ASML currently produces eleven different DUV machines. Some of the older models are now forced to go through the licensing system, but the cabinet has not yet announced exactly which machines are covered.

With the measure, the cabinet wants to prevent sensitive technology from getting into the hands of China. The decision comes after months of mounting pressure from the United States. The officials say that semiconductors are of great strategic importance for future military and civilian applications. The Netherlands, mainly thanks to ASML and its supply chain, plays an essential role in this value chain worldwide. The U.S. market authority has claimed that China wants to use the technology for artificial intelligence, advanced weapons, and mass surveillance. Some 15 percent of ASML’s sales comes from China. According to ASML’s CEO Peter Wennink, U.S. companies have already benefited from restrictions on EUV machines.

National security

“Given the technological developments and geopolitical context, the cabinet has concluded that it is necessary for national security to expand the existing export control of specific semiconductor manufacturing equipment,” the minister wrote to the House of Representatives. “To this end, the Cabinet will submit proposals to control these high-value technologies internationally. At the same time, the Cabinet will also take the necessary steps nationally and in the EU context.”

The Cabinet has defined three strategic goals around (inter)national security:

  • Preventing Dutch goods from contributing to undesirable end uses, such as military deployment or in weapons of mass destruction;
  • Preventing undesirable long-term strategic dependencies;
  • Maintaining Dutch technological leadership.
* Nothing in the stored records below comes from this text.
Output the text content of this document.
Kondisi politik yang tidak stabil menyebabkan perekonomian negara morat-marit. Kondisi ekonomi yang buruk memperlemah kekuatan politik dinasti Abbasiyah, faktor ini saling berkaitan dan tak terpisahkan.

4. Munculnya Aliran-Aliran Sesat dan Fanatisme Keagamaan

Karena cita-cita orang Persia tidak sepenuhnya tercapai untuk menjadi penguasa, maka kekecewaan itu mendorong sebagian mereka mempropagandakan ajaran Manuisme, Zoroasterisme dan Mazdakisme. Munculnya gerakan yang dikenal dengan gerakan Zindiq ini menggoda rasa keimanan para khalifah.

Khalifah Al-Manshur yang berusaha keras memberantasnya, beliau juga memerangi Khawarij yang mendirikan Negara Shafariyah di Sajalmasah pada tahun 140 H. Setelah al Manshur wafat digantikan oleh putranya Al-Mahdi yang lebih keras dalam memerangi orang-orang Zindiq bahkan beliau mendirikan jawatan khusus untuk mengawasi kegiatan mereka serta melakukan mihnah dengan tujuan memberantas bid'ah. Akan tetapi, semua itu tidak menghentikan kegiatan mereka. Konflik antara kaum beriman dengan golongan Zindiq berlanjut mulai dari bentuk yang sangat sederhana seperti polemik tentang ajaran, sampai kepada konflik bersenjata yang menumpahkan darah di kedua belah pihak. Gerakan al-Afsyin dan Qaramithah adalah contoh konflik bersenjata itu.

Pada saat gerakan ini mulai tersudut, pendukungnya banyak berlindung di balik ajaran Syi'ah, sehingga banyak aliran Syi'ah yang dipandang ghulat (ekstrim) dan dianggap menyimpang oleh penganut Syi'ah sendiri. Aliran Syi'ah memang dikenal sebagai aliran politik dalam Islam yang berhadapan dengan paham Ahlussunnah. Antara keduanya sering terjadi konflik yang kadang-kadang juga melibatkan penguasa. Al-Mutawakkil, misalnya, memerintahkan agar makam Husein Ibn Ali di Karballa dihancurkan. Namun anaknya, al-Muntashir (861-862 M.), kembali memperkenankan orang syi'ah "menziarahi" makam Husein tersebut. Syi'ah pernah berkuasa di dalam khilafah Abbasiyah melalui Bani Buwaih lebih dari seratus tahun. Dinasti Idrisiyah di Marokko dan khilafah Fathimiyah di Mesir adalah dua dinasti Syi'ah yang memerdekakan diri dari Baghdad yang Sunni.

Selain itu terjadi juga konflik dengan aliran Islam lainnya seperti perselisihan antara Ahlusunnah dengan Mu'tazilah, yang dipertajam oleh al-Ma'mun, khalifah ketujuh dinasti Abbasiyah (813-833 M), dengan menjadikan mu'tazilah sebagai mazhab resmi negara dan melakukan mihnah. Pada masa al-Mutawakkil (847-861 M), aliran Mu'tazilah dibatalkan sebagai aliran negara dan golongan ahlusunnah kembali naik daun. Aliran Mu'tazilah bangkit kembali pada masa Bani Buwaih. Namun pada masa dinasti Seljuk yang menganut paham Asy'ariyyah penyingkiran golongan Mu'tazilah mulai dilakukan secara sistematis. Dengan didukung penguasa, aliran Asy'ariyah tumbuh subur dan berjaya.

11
The measures are part of a package around the semiconductor value chain. These include the protection of specific technologies, such as the investment test and knowledge security measures. Schreinemacher says measures are also needed to maintain technology leadership. “For example, specifically for the semiconductor sector, the Chips Act is being worked on in the European context.”

When assessing an export license application, the government wants to make specific considerations on a case-by-case basis. “The government analyzes the risk of jeopardizing one or more of the strategic goals, taking into account, among other things, the product’s characteristics to be exported, the applicability of the product, the end user, and the country of destination.”

The export restriction involves “specific technologies in the semiconductor production cycle on which the Netherlands has a unique and leading position, such as state-of-the-art Deep Ultra Violet (DUV) immersion lithography and deposition.” These technologies play a crucial role in the production of advanced semiconductors. The government says it wants to avoid any disruption of value chains and consider the international level playing field.

Wassenaar Arrangement

The Netherlands would have preferred to regulate the measures through the multilateral export control regime, the Wassenaar Arrangement (WA), but there is no chance of that happening. “Decision-making in the WA is by consensus. However, the chances of reaching a consensus are currently slim. The changed geopolitical context is expected to affect the regime, as the Russian Federation is also a member and may block the proposal.”

Hence, the choice of an initiative by the Netherlands on its own, which other countries can join. But even that is not expected to happen soon. “This advanced semiconductor manufacturing equipment is only present in a limited number of countries worldwide, which means that for many member states, there is no immediate reason to have a similar licensing requirement.”